なるほど、だから猪狩りって言ってたんだ。にしても、ワイルド・ボアのお肉か……ジュルリ。
丸々焼かれた猪肉を想像し、涎を垂らしそうになるのを必死に耐える。
しかし、今までの会話などから不思議に思うことがあった。
他の依頼もあるはずなのに、何故そちらを選ばなかったのか。何故わたしが誘われているのか。
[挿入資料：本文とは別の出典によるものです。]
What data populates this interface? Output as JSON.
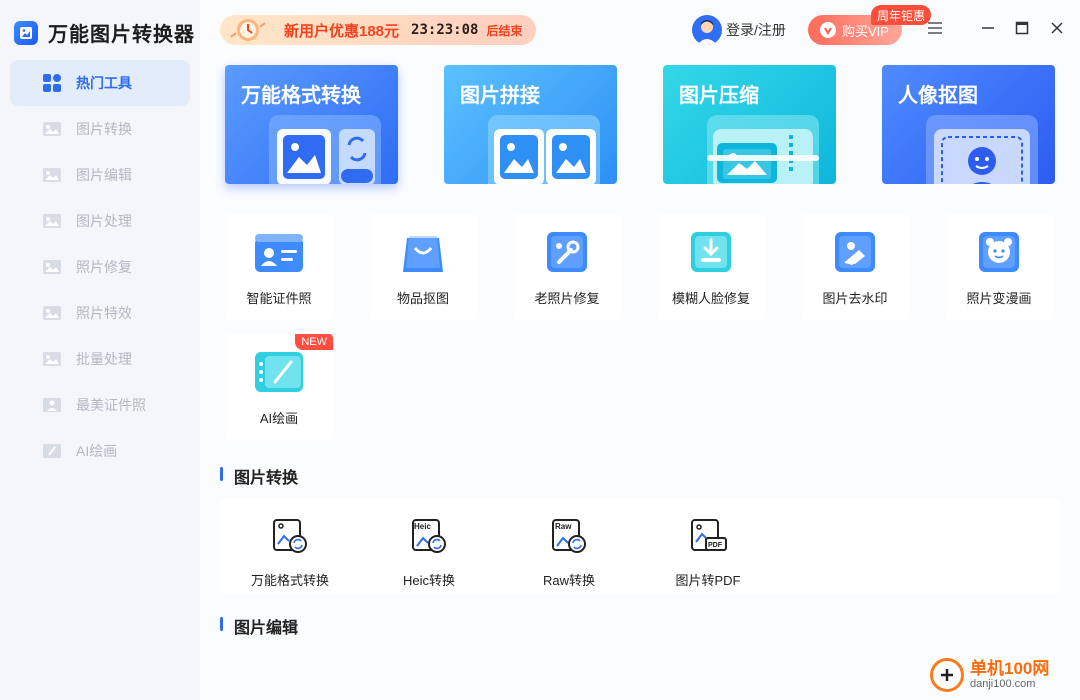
{
  "app": {
    "title": "万能图片转换器"
  },
  "sidebar": {
    "items": [
      {
        "label": "热门工具",
        "active": true
      },
      {
        "label": "图片转换"
      },
      {
        "label": "图片编辑"
      },
      {
        "label": "图片处理"
      },
      {
        "label": "照片修复"
      },
      {
        "label": "照片特效"
      },
      {
        "label": "批量处理"
      },
      {
        "label": "最美证件照"
      },
      {
        "label": "AI绘画"
      }
    ]
  },
  "header": {
    "promo_text": "新用户优惠188元",
    "promo_timer": "23:23:08",
    "promo_end": "后结束",
    "login_label": "登录/注册",
    "vip_label": "购买VIP",
    "vip_badge": "周年钜惠"
  },
  "features": [
    {
      "title": "万能格式转换",
      "color_from": "#5a9cff",
      "color_to": "#2f6cf3"
    },
    {
      "title": "图片拼接",
      "color_from": "#5bc2ff",
      "color_to": "#2e8ff5"
    },
    {
      "title": "图片压缩",
      "color_from": "#34d8e8",
      "color_to": "#0fb6dc"
    },
    {
      "title": "人像抠图",
      "color_from": "#4f8bff",
      "color_to": "#2c5cf0"
    }
  ],
  "tools": [
    {
      "label": "智能证件照"
    },
    {
      "label": "物品抠图"
    },
    {
      "label": "老照片修复"
    },
    {
      "label": "模糊人脸修复"
    },
    {
      "label": "图片去水印"
    },
    {
      "label": "照片变漫画"
    },
    {
      "label": "AI绘画",
      "badge": "NEW"
    }
  ],
  "sections": {
    "convert_title": "图片转换",
    "edit_title": "图片编辑"
  },
  "convert_items": [
    {
      "label": "万能格式转换",
      "tag": ""
    },
    {
      "label": "Heic转换",
      "tag": "Heic"
    },
    {
      "label": "Raw转换",
      "tag": "Raw"
    },
    {
      "label": "图片转PDF",
      "tag": "PDF"
    }
  ],
  "watermark": {
    "name": "单机100网",
    "url": "danji100.com"
  }
}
疑問が尽きぬ中、ルカがため息をつきつつも教えてくれた。
「私達は生活費もギリギリだったの。今ある依頼の中で一番稼げるのがこの依頼なのよ。でもリベル討伐の報酬金で、今は余裕があるから他のでもいいじゃないって言ってるのに、ユリアスは全然聞かないし……」
「……」
そう話すルカから、何故か鋭い視線を感じる。まぁ殺意は含まれてないし、気にする必要はないか。
集団戦闘も経験できることから、依頼に参加するという返事をしようと口を開く。
しかしジークが先に話しだした。
「というかユリアス。俺達はまだ何も聞いてないぞ」
「たしかにそうね。何故この子を誘おうと…」
「この美少女の名前は?! てかいつ知り合ったんだよ!! こんなび・しょ・う・じょ・とッ!!」
ジークのあまりの勢いに、ユリアスの座る椅子が床と擦れる音がした。
話しているときにジークに話され始めたルカの頬には力が入り、ピクピクと引きつっている。
ルカは体を震わせ、机から立ち上がろうとした瞬間ユリアスが手を突きだす。
「まあまあ、一旦落ち着こう。ね、ルカ。ジークも後で話すから……」
目の前で繰り広げられる会話を聞いているわたしは、今の状況とは全く関係のないことを考えていた。
前にアミとゲルデンの口喧嘩が起こりそうになっていたとき、ユリアスは自ら仲裁に入ったのだ。
仲裁が上手い理由はいつもこの2人の喧嘩を仲裁してるからなのかな?
そんなカオスな状況が続く中、ユリアスの努力の結果わたしも依頼に参加することとなった。
ルカの鋭い視線がなくなることもなかったけど……。